1.  $Area = \frac{1}{2} \cdot 12 \cdot 14 \cdot \sin 31^\circ \approx 43.26 \ldots units^2$

2. Because none of the angles are given, there are two possible solution paths. You could use the Law of Cosines to find one angle. The angle opposite the side of length 11 is $52.02 \ldots^\circ$  therefore the area is:

$Area = \frac{1}{2} \cdot 12 \cdot 13 \cdot \sin 52.02 \ldots \approx 61.5 \ un^2$

Another way to find the area is through the use of Heron’s Formula which is:

$Area = \sqrt{s(s - a) (s - b) (s - c)}$

Where $s$  is the semi perimeter:

$s = \frac{a + b + c}{2}$

3.  $3 = \frac{1}{2} \cdot 4 \cdot 5 \cdot \sin \theta$

$\theta = \sin^{-1} \left( \frac{3 \cdot 2}{4 \cdot 5} \right) \approx 17.45 \ldots^\circ$

#### Practice

For 1-11, find the area of each triangle.

1. $\Delta ABC$  if $a=13, b=15$ , and $\angle C = 70^\circ$ .
2. $\Delta ABC$  if $b=8, c=4$ , and $\angle A = 58^\circ$ .
3. $\Delta ABC$  if $b=34, c=29$ , and $\angle A = 125^\circ$ .
4. $\Delta ABC$  if $a=3, b=7$ , and $\angle C = 81^\circ$ .
5. $\Delta ABC$  if $a=4.8, c=3.7$ , and $\angle B = 54^\circ$ .
6. $\Delta ABC$  if $a=12, b=5$ , and $\angle C = 22^\circ$ .
7. $\Delta ABC$  if $a=3, b=10$ , and $\angle C = 65^\circ$ .
8. $\Delta ABC$  if $a=5, b=9$ , and $\angle C = 11^\circ$ .
9. $\Delta ABC$  if $a=5, b=7$ , and $c=8$ .
10. $\Delta ABC$  if $a=7, b=8$ , and $c=14$ .
11. $\Delta ABC$  if $a=12, b=14$ , and $c=13$ .
12. The area of a triangle is 12 square units.

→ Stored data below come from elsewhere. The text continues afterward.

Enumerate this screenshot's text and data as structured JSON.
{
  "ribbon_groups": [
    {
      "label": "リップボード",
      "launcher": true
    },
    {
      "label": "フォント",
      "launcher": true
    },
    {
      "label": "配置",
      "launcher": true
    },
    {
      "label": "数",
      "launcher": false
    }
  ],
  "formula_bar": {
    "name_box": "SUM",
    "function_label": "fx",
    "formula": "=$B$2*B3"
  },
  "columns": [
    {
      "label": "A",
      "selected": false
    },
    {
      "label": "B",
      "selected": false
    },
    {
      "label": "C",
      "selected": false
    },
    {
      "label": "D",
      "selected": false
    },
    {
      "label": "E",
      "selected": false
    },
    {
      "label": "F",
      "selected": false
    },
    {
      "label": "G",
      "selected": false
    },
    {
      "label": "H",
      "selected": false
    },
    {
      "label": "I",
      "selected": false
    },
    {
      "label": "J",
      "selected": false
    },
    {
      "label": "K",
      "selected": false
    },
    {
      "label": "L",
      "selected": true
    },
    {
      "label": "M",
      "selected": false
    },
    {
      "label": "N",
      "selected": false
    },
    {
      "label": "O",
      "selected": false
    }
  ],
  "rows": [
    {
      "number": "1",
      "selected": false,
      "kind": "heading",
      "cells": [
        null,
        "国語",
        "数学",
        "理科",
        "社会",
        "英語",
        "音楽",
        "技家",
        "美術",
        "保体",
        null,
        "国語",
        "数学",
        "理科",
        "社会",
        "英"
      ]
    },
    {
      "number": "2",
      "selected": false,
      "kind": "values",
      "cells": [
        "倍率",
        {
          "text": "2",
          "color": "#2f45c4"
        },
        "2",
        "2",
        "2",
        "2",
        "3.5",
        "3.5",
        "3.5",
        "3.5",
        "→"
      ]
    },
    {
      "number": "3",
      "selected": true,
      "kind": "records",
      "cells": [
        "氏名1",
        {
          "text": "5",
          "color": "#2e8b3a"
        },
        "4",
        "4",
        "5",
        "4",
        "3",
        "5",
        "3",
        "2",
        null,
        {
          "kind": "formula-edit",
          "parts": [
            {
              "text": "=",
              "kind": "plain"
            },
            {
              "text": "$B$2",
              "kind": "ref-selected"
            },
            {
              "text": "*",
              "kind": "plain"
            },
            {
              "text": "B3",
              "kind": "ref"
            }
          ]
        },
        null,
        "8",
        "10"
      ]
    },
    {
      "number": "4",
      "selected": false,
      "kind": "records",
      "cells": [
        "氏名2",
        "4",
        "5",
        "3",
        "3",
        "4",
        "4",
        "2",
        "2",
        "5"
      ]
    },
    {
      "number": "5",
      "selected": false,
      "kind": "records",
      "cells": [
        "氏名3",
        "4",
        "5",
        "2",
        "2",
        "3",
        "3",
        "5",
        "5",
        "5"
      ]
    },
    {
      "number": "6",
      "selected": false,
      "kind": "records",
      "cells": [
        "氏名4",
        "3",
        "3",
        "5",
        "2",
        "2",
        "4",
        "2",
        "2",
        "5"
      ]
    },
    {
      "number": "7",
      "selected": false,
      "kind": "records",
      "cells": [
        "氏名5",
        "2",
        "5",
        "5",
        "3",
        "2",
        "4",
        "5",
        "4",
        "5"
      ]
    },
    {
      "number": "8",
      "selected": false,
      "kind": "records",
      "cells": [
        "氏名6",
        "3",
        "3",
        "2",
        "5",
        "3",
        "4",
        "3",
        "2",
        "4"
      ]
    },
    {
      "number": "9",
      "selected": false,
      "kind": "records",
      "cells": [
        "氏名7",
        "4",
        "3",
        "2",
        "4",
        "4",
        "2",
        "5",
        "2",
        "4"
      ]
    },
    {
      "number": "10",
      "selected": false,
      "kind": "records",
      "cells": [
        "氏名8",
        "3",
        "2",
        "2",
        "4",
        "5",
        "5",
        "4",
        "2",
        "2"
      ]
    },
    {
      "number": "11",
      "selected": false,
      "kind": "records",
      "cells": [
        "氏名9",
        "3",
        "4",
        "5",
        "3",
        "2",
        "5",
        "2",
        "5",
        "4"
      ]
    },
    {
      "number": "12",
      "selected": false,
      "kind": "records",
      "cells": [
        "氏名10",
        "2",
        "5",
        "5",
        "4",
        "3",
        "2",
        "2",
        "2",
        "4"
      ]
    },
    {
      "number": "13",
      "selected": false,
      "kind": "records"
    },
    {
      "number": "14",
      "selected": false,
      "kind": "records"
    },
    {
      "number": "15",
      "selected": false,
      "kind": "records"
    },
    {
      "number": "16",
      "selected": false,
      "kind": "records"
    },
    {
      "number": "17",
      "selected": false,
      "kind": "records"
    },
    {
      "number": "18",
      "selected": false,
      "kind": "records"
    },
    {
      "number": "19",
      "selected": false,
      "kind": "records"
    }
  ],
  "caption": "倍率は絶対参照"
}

Two sides of the triangle are 8 units and 4 units. What is the measure of their included angle?
13. The area of a triangle is 23 square units. Two sides of the triangle are 14 units and 5 units. What is the measure of their included angle?
14. Given  $\Delta DEF$ has area 32 square inches, what is the angle included between side length 9 and 10?
15. Given  $\Delta GHI$ has area 15 square inches, what is the angle included between side length 7 and 11?

### Vocabulary Language: English

Included Angle

Included Angle

The included angle in a triangle is the angle between two known sides.
sine

sine

The sine of an angle in a right triangle is a value found by dividing the length of the side opposite the given angle by the length of the hypotenuse.